I've seen the other posts on this topic, I've tried placeName?.stringByReplacingOccurrencesOfString("\\", withString: "")
and placeName?.stringByReplacingOccurrencesOfString("\'", withString: "'")
. I just can't get anything to work. Any ideas so I can get the string how I want it without the \
? Any help is greatly appreciated, thanks!!
Upvotes: 3
Views: 3131
Reputation: 437482
You report that the API is returning "Moe\'s Restaurant & Brewhouse"

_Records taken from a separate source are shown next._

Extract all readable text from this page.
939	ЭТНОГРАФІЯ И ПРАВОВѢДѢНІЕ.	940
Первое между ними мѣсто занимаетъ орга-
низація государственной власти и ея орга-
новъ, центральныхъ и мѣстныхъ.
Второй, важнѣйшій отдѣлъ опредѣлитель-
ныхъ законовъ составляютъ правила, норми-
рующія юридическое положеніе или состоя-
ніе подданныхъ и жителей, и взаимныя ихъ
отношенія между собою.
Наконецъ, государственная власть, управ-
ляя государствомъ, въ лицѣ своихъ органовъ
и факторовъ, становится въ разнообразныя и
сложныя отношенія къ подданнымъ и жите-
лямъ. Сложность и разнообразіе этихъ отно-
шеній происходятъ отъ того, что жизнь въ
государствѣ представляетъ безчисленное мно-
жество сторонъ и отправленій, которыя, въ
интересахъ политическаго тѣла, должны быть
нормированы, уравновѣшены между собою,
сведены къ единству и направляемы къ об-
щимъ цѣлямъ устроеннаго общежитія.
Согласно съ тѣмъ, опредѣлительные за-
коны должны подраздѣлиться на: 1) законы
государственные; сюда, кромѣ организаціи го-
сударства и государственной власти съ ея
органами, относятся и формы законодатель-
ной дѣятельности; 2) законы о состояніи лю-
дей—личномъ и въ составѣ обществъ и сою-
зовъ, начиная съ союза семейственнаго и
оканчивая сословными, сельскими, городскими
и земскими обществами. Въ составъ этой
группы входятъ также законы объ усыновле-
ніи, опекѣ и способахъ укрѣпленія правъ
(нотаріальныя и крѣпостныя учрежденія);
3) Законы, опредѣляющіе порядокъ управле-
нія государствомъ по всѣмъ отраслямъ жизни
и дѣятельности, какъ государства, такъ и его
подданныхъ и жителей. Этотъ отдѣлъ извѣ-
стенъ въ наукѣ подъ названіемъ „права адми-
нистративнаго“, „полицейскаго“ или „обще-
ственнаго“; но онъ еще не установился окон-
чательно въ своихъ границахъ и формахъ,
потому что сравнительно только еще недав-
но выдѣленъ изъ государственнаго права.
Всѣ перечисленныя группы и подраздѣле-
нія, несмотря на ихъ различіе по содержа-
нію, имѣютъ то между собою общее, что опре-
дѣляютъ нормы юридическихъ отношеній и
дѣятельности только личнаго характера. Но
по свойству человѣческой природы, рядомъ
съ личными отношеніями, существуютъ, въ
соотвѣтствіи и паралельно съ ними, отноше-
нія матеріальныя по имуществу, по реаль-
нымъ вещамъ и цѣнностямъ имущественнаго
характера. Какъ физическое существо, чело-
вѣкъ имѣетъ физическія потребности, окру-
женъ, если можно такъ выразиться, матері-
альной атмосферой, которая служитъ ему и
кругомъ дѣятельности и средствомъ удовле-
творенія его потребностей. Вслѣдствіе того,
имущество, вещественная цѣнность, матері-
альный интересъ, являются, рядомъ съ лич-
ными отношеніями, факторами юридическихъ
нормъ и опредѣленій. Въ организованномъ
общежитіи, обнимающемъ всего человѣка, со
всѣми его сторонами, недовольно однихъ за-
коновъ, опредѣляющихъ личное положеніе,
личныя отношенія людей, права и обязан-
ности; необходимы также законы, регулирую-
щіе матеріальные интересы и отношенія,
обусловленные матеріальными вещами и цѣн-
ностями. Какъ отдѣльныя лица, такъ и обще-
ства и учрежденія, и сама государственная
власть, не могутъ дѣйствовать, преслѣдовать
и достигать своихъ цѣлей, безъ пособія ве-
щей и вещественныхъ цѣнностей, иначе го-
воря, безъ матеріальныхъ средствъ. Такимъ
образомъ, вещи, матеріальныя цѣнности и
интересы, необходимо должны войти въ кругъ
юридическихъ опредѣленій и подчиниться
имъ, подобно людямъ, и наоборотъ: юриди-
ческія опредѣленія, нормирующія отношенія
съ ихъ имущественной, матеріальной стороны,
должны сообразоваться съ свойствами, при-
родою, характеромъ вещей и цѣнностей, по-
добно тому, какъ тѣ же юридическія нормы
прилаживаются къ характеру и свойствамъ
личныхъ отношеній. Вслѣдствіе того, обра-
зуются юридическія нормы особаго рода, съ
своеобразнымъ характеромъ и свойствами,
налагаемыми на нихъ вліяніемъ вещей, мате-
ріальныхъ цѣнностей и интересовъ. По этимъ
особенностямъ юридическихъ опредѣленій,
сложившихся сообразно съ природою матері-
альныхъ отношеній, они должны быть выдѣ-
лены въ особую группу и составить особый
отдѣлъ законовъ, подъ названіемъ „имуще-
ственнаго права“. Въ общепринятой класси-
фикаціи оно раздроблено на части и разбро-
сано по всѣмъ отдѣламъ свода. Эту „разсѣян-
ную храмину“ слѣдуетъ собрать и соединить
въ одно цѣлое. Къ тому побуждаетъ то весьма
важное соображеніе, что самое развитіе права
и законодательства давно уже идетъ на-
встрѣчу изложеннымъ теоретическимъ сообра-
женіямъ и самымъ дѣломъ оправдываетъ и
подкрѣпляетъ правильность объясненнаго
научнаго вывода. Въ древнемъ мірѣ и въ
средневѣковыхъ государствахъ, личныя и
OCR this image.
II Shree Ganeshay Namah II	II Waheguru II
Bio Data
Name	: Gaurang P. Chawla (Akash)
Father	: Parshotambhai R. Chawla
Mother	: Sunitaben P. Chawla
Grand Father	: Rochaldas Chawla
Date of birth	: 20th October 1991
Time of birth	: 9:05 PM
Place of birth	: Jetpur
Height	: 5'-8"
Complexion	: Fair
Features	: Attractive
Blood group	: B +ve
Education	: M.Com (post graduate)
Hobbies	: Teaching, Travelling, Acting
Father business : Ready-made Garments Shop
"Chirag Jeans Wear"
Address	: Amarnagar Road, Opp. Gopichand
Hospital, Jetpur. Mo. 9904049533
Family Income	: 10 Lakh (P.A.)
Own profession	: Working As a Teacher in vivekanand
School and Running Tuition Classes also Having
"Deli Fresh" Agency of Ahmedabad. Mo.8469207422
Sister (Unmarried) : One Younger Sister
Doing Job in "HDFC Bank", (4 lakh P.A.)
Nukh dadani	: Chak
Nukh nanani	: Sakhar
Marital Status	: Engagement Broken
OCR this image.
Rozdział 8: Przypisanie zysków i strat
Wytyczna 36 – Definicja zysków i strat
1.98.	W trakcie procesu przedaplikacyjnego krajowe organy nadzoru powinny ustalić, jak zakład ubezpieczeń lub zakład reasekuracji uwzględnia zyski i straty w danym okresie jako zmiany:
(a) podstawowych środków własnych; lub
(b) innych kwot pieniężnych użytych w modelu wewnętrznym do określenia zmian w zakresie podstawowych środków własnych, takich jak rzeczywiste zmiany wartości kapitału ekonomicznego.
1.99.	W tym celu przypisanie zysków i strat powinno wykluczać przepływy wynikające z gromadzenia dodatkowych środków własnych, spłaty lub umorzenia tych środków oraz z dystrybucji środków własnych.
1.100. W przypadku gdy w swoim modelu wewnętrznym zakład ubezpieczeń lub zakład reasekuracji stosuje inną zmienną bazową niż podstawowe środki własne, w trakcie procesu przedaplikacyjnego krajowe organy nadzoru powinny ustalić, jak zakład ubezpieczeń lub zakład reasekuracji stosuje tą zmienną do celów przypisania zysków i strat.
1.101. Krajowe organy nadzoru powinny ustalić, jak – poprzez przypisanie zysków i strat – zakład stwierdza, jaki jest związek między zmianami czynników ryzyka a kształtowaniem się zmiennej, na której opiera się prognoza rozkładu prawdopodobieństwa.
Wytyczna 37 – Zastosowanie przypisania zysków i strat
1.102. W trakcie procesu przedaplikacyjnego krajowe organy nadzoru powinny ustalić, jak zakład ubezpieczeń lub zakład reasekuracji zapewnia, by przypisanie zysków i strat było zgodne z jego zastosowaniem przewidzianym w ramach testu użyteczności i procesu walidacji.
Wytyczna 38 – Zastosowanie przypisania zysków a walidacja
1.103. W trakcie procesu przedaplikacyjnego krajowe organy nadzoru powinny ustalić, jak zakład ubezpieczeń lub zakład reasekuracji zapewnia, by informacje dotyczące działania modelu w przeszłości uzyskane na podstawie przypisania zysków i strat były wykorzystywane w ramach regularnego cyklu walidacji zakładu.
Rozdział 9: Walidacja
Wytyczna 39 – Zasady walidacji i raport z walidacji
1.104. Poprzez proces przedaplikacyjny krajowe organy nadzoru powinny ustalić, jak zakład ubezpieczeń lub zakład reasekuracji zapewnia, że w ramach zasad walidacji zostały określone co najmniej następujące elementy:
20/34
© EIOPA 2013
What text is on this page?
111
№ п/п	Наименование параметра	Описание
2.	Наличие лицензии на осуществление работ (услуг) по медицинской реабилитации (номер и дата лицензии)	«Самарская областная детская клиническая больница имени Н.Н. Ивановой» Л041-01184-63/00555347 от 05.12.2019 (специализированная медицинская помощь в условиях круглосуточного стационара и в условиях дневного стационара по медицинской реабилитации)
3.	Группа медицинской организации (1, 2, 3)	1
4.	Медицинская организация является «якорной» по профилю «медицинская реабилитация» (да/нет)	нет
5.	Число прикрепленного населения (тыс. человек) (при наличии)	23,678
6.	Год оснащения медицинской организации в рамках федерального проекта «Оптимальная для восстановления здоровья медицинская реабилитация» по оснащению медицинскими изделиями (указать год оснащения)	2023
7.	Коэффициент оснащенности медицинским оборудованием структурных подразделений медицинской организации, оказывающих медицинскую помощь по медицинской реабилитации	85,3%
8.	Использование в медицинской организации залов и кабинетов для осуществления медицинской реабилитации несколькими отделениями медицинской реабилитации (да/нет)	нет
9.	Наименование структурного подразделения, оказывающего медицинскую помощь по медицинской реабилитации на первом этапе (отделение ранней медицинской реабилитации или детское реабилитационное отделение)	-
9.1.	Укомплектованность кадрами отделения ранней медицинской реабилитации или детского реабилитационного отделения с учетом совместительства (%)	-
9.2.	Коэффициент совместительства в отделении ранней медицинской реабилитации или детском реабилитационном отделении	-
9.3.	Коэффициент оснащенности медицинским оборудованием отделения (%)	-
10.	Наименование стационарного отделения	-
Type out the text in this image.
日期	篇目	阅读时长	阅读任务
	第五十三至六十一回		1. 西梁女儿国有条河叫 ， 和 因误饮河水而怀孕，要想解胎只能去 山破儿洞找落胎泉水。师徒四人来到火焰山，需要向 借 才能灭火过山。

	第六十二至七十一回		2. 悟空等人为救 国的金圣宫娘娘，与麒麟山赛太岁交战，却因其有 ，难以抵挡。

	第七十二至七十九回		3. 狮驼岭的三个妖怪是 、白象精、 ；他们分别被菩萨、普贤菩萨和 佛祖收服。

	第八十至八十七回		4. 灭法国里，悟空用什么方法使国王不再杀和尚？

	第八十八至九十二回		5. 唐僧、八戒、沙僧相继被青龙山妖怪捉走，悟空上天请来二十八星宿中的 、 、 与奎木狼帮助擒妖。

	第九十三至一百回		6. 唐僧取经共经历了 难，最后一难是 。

. More than likely you are looking at a Swift dictionary or something like that and it is showing you the string literal representation of that string. But depending upon how you're printing that, the string most likely does not contain any backslash.
Consider the following:
let string = "Moe's"
let dictionary = ["name": string]
print(dictionary)
That will print:
["name": "Moe\'s"]
It is just showing the "string literal" representation. As the documentation says:
String literals can include the following special characters:
- The escaped special characters
\0
(null character),\\
(backslash),\t
(horizontal tab),\n
(line feed),\r
(carriage return),\"
(double quote) and\'
(single quote)- An arbitrary Unicode scalar, written as
\u{n}
, wheren
is a1
–8
digit hexadecimal number with a value equal to a valid Unicode code point
But, note, that backslash before the '
in Moe\'s
is not part of the string, but rather just an artifact of printing a string literal with an escapable character in it.
If you do:
let string2 = dictionary["name"]!
print(string2)
It will show you that there is actually no backslash there:
Moe's
Likewise, if you check the number of characters:
print(dictionary["name"]!.characters.count)
It will correctly report that there are only five characters, not six.
(For what it's worth, I think Apple has made this far more confusing than is necessary because it sometimes prints strings as if they were string literals with backslashes, and other times as the true underlying string. And to add to the confusion, the single quote character can be escaped in a string literal, but doesn't have to be.)
Note, if your string really did have a backslash in it, you are correct that this is the correct way to remove it:
someString.stringByReplacingOccurrencesOfString("\\", withString: "")
But in this case, I suspect that the backslash that you are seeing is an artifact of how you're displaying it rather than an actual backslash in the underlying string.